A light kiss on the right cheek, and then the left. This is how my friends in France and Italy greet me. But haven’t crossed the ocean, just the border. While most of the border, from Vancouver to Ottawa, defines English-speaking Canada, we in New York State also share a border with French-speaking Canada. Even though we share a border with Quebec, we think of Canada as a country much like ours. We all too often forget of the rich French Canadian culture that is so close. Not only French culture, but many other Francophone cultures that have been drawn to Quebec make up this beautiful, complex tapestry of French language, food, music and so much more…and it is right next door.

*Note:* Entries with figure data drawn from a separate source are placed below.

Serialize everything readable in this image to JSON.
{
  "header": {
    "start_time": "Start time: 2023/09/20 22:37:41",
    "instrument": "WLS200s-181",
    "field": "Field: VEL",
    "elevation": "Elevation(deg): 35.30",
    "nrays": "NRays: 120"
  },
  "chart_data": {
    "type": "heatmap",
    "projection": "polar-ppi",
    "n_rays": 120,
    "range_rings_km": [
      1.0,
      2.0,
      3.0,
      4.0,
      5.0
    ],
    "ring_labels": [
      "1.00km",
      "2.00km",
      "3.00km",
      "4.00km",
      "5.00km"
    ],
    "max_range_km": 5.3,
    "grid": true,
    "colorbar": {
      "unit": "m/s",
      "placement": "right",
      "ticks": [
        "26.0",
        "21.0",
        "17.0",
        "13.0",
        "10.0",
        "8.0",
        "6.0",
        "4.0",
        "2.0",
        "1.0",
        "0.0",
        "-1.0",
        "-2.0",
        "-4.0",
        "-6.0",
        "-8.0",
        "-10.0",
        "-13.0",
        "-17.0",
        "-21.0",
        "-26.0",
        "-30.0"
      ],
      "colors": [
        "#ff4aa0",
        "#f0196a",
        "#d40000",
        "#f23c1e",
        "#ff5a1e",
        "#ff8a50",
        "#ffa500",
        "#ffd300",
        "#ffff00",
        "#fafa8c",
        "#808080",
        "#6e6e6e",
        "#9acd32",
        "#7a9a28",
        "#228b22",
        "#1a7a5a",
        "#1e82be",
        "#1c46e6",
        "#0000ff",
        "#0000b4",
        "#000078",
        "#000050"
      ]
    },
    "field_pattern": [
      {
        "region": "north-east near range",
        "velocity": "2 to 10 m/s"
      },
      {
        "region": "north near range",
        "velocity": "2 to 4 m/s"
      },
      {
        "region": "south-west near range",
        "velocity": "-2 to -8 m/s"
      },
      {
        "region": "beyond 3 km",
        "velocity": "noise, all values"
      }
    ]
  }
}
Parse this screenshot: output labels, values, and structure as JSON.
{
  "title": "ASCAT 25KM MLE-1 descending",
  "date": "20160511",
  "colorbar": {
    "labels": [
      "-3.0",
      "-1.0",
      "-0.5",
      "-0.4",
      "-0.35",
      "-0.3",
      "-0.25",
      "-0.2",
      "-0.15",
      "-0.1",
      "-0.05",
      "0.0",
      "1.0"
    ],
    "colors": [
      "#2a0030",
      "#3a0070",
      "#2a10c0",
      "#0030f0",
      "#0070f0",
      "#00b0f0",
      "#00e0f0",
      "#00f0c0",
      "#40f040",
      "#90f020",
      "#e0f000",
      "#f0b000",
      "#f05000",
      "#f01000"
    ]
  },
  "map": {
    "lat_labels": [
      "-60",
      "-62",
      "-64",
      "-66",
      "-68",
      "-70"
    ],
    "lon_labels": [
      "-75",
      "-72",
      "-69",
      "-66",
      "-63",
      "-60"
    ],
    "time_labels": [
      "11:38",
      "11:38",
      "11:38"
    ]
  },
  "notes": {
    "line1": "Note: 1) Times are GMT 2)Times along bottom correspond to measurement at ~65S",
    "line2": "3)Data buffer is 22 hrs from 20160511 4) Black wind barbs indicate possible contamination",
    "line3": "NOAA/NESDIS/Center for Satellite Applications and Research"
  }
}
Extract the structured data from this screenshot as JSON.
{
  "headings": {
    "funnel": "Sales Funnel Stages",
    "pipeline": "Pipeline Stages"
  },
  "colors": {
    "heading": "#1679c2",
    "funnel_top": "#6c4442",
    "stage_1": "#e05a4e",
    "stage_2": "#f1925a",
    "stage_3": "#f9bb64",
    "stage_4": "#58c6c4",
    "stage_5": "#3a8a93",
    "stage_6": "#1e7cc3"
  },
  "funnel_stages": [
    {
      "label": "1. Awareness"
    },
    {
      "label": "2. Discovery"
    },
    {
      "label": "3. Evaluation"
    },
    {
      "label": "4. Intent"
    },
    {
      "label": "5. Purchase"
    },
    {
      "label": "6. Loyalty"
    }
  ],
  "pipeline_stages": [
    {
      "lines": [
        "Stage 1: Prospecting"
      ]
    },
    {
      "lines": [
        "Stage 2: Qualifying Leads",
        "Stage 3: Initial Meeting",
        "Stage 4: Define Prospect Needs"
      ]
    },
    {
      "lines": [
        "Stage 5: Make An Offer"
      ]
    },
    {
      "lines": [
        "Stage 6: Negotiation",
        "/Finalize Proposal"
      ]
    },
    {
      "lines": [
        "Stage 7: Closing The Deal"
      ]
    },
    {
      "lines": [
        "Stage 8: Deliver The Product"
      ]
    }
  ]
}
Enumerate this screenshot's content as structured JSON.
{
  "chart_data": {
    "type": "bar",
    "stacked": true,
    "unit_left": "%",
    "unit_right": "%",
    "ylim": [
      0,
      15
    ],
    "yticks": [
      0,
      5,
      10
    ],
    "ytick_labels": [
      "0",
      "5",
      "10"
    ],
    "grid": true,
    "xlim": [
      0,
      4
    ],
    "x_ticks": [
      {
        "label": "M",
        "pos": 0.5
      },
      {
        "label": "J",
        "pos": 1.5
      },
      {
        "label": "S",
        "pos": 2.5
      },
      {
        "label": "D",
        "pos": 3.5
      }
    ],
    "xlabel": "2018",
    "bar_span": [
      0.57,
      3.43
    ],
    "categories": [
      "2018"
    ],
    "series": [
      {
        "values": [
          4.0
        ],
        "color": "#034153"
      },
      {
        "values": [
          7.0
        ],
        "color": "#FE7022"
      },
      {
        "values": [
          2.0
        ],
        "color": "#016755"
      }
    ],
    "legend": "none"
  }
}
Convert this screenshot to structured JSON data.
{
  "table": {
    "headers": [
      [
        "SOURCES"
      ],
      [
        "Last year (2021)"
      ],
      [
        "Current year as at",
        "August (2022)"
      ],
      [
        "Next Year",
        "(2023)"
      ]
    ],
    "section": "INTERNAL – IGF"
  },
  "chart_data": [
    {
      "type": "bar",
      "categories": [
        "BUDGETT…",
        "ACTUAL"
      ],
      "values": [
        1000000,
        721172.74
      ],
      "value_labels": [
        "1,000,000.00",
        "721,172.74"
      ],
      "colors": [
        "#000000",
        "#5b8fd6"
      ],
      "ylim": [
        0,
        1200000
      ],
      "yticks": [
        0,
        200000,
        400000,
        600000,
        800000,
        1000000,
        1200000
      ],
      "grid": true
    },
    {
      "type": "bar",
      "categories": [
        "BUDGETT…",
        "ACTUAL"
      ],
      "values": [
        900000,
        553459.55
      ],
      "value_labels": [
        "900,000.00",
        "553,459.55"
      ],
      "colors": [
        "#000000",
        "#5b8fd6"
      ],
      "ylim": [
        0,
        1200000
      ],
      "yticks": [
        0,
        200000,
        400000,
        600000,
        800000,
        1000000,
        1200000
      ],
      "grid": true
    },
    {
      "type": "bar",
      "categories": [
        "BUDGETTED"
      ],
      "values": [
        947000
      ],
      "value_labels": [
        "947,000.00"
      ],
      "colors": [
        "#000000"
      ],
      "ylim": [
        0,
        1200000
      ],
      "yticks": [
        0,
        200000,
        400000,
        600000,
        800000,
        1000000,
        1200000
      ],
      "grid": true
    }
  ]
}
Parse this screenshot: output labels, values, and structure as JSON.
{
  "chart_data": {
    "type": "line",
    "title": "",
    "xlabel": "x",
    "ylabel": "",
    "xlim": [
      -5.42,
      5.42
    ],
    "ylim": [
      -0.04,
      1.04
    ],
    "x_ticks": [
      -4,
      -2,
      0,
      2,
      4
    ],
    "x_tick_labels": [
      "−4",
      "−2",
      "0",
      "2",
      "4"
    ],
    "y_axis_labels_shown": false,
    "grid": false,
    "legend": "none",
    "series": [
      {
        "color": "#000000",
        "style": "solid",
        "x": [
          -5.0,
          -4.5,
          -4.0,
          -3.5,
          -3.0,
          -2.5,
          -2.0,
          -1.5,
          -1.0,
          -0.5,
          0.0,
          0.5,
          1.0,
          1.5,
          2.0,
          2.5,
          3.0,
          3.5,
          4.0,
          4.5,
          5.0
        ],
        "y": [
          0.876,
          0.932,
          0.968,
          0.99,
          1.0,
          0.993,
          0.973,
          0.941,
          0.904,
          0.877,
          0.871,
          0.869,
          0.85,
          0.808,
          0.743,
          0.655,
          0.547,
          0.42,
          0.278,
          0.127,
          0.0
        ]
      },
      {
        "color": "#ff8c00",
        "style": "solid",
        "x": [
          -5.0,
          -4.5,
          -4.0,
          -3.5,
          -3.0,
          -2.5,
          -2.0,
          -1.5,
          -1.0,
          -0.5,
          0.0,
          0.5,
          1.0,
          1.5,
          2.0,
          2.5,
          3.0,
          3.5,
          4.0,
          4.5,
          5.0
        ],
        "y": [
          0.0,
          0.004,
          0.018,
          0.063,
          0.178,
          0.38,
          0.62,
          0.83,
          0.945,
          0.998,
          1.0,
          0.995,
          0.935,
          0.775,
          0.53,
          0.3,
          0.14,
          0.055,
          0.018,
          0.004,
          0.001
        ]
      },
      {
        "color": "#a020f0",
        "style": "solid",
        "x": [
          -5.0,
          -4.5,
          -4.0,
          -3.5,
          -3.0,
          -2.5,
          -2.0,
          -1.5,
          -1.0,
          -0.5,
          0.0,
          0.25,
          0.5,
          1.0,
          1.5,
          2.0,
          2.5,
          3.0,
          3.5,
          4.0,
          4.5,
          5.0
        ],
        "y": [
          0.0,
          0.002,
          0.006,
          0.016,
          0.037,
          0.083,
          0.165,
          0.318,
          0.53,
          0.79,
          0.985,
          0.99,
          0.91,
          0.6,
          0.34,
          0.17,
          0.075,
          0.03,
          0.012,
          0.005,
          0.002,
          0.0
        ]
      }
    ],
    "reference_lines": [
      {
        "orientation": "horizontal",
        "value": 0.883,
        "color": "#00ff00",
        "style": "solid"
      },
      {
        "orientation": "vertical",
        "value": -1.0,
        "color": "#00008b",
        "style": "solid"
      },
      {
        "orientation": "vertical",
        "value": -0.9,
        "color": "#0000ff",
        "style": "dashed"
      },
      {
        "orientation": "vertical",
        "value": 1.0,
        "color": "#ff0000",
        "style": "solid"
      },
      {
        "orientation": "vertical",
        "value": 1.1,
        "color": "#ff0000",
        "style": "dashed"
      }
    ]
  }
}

Over the last 10 years or so, I have worked with the Choeur classique de l’Outaouais of Gatineau, Quebec, first under the direction of Robert Filion and now Tiphaine Legrand. Many of the choir members have sung some of my other works, so this project represents a new chapter in a long and very productive artistic relationship.
Also, I am getting to know my hosts, Louise and Richard, who graciously welcomed me into their home and their lives. They are marvelous ambassadors for French Canada. After our first few conversations about culture, politics, music, and history, I thought I deserved 3 college credits! They have been excellent guides for me as I get to know this new world that sits just over the border.

I look forward to meeting new musicians in this project that can add to our long association, especially those in the Haitian community. Many American cities have Haitian neighborhoods that preserve the language and culture of Haiti, but as an Anglophone country, we don’t offer the same level of linguistic hospitality. Quebec has a large number of Haitian musicians that American cities close to me cannot match. They continue to preserve their traditional music and create new innovations. I look forward to learning from them and creating a new piece that brings them together with other French Canadian musicians.

Louise talked about new connections in one of our early discussions. She saw in this commission the opportunity for their choir to learn more about the musical resources of their region. So, the Missa Kreyol is not only designed to bring Canadian and American musicians together, but also to build bridges over cultural barriers that exist within our respective countries.